Because prediction rules are gaining a greater hold in evidence-based evaluation of problems such as ankle and knee trauma to determine which patients merit radiographic examination [3], the extension into decision making by the radiologist is a natural next step. The ability to apply logistic regression analysis with odds ratio calculation allows the construction of prediction rules that permit one to estimate the probability of a lesion's being malignant. In particular, such a set of prediction rules could ultimately be used to stratify lesions into biopsy, watchful waiting, or benign categories with high reliability and reproducibility. Thus, instead of ambiguous terms such as "probably malignant," explicit probability estimates for a given lesion can be calculated and used in any future decision analysis situation.
In this era of cost containment, it is possible to construct decision trees that can establish which probability cutoff to use before proceeding with interventions [31]. However, application of these analyses to individual patients requires explicitly determining the probability of a diagnosis in any given patient. It is in this void that we attempt to use factor analysis to calculate a probability function for hepatic lesions characterized on MR imaging.
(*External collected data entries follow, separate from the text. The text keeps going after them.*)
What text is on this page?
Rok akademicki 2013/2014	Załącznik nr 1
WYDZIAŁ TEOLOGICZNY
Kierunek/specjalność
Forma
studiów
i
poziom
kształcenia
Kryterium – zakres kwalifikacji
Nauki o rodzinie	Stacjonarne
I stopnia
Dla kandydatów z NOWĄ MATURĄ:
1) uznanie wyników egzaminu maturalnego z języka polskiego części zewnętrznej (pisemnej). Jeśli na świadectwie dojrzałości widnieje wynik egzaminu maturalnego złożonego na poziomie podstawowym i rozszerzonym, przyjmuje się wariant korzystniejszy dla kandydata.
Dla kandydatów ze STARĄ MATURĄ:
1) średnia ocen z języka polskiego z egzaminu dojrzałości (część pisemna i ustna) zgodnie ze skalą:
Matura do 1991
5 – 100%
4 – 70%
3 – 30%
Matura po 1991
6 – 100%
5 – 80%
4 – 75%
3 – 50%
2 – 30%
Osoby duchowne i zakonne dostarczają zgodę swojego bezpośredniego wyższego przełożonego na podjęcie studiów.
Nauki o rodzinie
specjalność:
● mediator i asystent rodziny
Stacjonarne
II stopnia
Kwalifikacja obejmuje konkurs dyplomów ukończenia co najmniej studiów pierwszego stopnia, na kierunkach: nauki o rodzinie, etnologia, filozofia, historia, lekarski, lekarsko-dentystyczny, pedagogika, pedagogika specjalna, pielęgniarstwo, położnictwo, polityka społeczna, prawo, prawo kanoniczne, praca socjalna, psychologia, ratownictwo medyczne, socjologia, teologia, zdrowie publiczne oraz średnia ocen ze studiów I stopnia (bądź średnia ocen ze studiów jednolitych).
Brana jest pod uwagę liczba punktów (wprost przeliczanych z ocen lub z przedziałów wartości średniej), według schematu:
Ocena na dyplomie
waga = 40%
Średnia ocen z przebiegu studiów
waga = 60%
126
Determination of which probability cutoff will prove to be optimal for characterization of a lesion as benign (cyst or hemangioma), watchful waiting, or malignant requires cost-efficacy analysis beyond the scope of this study. An optimal analysis would take into account that for watchful-waiting lesions, the follow-up interval should be inversely proportional to the probability of malignancy.
In conclusion, we recommend the use of T2 quantification and patient history to identify patients with equivocal lesions in whom gadolinium enhancement with T2 relaxation values between 90 and 130 msec will provide additional information for optimal lesion characterization. The use of these factors in our prediction rule for lesion characterization may help improve patient outcomes, and we hope that probability estimates will become routine when reporting hepatic lesion characteristics on MR imaging.